Scientists at the Weizmann Institute of Science have identified a molecular pathway in the brain that can be targeted to reduce anxiety. Their studies showed how symptoms of anxiety were reduced in mice engineered to lack a single protein, while normal animals treated using an existing multiple sclerosis drug that impacts on the same pathway remained similarly calm in stressful situations. Describing the research in Cell Reports, the researchers suggested that their findings could pave the way to the development of effective new treatments for anxiety that have fewer side effects than existing drugs.
“Our findings have opened up a new direction for research into the mechanisms of anxiety,” said Nicolas Panayotis, Ph.D., at the Weizmann Institute’s department of biomolecular sciences. “If we understand exactly how the circuitry that we’ve discovered controls anxiety, this may help develop new drugs, or direct the use of existing ones, to alleviate its symptoms.” The studies are described in a paper titled, “Importin α5 Regulates Anxiety through MeCP2 and Sphingosine Kinase 1.”
Severe anxiety and stress-related disorders are estimated to affect up to one in three people in their lifetime. Several hormones and neurotransmitters have been implicated in anxiety, but intracellular transport systems haven’t been studied in this context, the authors wrote. Current drugs may also have limited utility, and cause unwanted side effects. “Current therapies for anxiety disorders either directly affect neurotransmitter receptor systems or modulate neurotransmitter levels or availability, but their long-term use is limited by problematic side effects and suboptimal efficacy,” the authors wrote.

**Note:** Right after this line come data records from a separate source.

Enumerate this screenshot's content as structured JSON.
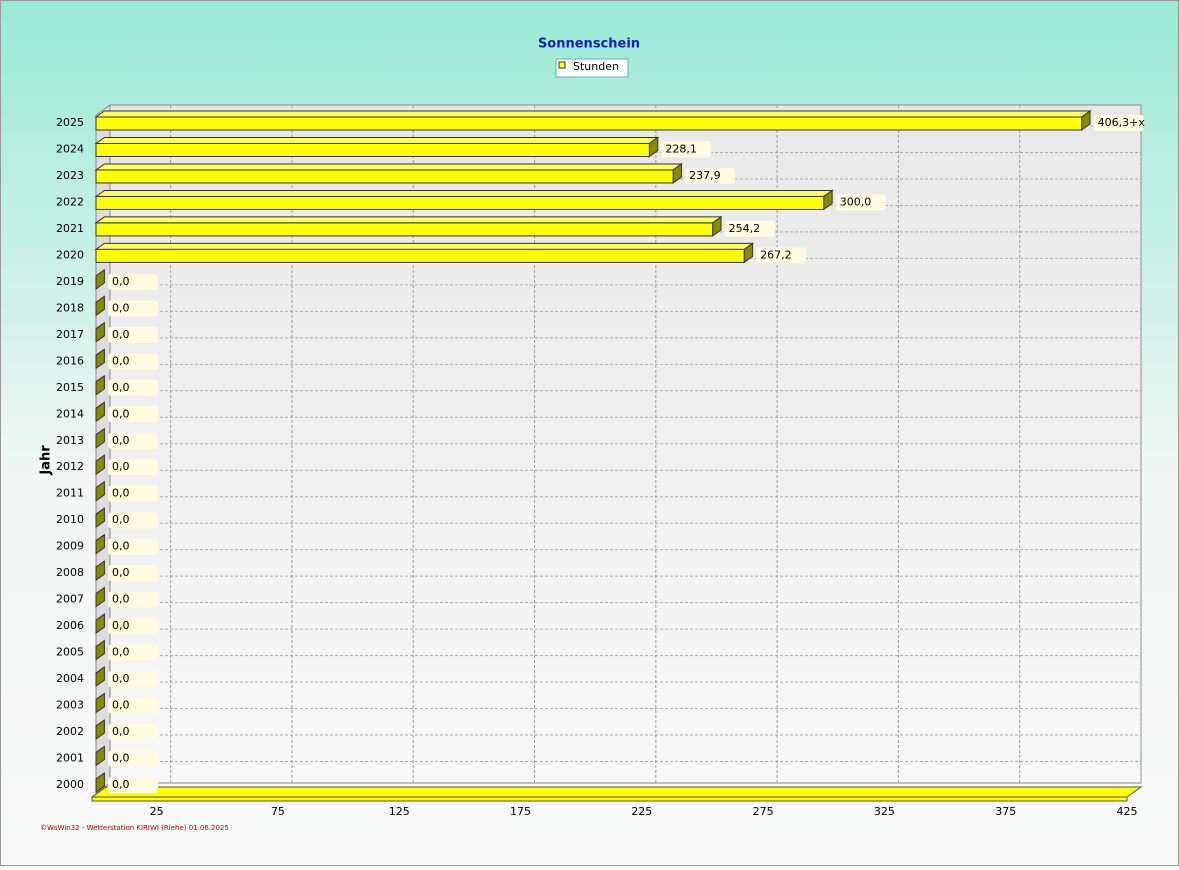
{
  "chart_data": {
    "type": "bar",
    "orientation": "horizontal",
    "title": "Sonnenschein",
    "y_label": "Jahr",
    "categories": [
      "2025",
      "2024",
      "2023",
      "2022",
      "2021",
      "2020",
      "2019",
      "2018",
      "2017",
      "2016",
      "2015",
      "2014",
      "2013",
      "2012",
      "2011",
      "2010",
      "2009",
      "2008",
      "2007",
      "2006",
      "2005",
      "2004",
      "2003",
      "2002",
      "2001",
      "2000"
    ],
    "series": [
      {
        "name": "Stunden",
        "color": "#ffff00",
        "values": [
          406.3,
          228.1,
          237.9,
          300.0,
          254.2,
          267.2,
          0,
          0,
          0,
          0,
          0,
          0,
          0,
          0,
          0,
          0,
          0,
          0,
          0,
          0,
          0,
          0,
          0,
          0,
          0,
          0
        ],
        "value_labels": [
          "406,3+x",
          "228,1",
          "237,9",
          "300,0",
          "254,2",
          "267,2",
          "0,0",
          "0,0",
          "0,0",
          "0,0",
          "0,0",
          "0,0",
          "0,0",
          "0,0",
          "0,0",
          "0,0",
          "0,0",
          "0,0",
          "0,0",
          "0,0",
          "0,0",
          "0,0",
          "0,0",
          "0,0",
          "0,0",
          "0,0"
        ]
      }
    ],
    "xlim": [
      0,
      425
    ],
    "xticks": [
      25,
      75,
      125,
      175,
      225,
      275,
      325,
      375,
      425
    ],
    "grid": true,
    "footer": "©WsWin32 - Wetterstation KIRIWI (Riehe) 01.06.2025"
  }
}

The importin family of neural proteins is involved in shuttling molecules into the nucleus, and scientists in the laboratory of Mike Fainzilber, Ph.D., at the Weizmann’s department of biomolecular sciences, have for nearly 20 years been studying importins in the peripheral nervous system. The latest studies, headed by Dr. Panayotis, were designed to investigate the role of importins in the central nervous system. To do this they worked with scientists at the Max Delbrück Center for Molecular Medicine in Berlin, who genetically engineered five groups of mice, each lacking one of five different alpha subfamily importin proteins.
When the Weizmann Institute team subjected the different groups of knockout mice to well-recognized behavioral tests, the animals that were deficient in one particular importin protein, importin α5, showed no anxiety when placed in stressful situations. “Importin α5 knockout animals displayed a specific phenotype characterized by reduced anxiety in multiple tests, including open field, elevated plus maze, and acoustic startle response,” the researchers wrote.
To try and understand the mechanisms that might explain why the animals remain calm, the team evaluated how gene expression in brain regions, including the hippocampus, that are involved in controlling anxiety, was different between the stress-free importin α5-deficient mice. The studies highlighted MeCP2, a regulatory gene that is known to affect anxiety, and which is mutated in the rare genetic disorder, Rett Syndrome. The Weizmann team’s analyses showed that importin α5 is key to getting MeCP2 into the nuclei of neurons. Mice deficient in importin α5 effectively had less MeCP2 in the nuclei of key neurons. This reduction in MeCP2 resulted in increased expression of the enzyme sphingosine kinase 1 (Sphk1) and changes to sphingosine 1 phosphate (S1P) signaling, which dampened the anxiety responses.
When the team then treated the stress-free mice using a compound that blocked Sphk1, the animals’ anxiety levels returned to those of normal mice. The team next tested a commercial S1P receptor agonist fingolimod—which is a marketed drug that is used to treat multiple sclerosis—on normal mice. Animals given fingolimod showed lower levels of anxiety that were similar to those of the importin α5-deficient animals. “A Sphk1 blocker reverses anxiolysis in the importin α5 knockout mouse, while pharmacological activation of sphingosine signaling has robust anxiolytic effects in wild-type animals,” the researchers wrote. Interestingly, they also found a report from a previous fingolimod clinical trial, which suggested that the drug had a calming effect on multiple sclerosis patients. And, as the authors pointed out, several studies have linked sphingolipids to anxiety disorders, although the mechanisms underpinning this link aren’t well understood.
“Our data suggest that targeting importin α5 to reduce MeCP2 nuclear import can attenuate anxiety,” the authors concluded. “The clear anxiolytic effects of fingolimod suggest that this pathway provides new targets for anxiety drug development and demonstrate the possibility of repurposing existing drugs to anxiety therapy … Despite keen interest in the development of mechanistically novel anxiolytic drugs, these have not been forthcoming over the past two decades … We hope that the anxiety-regulating mechanisms identified here may provide new avenues to this end.”
“Current drugs for anxiety are limited in their efficacy or have undesirable side effects, which also limit their usefulness,” commented Dr. Fainzilber. “Our findings may help overcome these limitations. In follow-up research, we have already identified a number of drug candidates that target the newly discovered pathway.”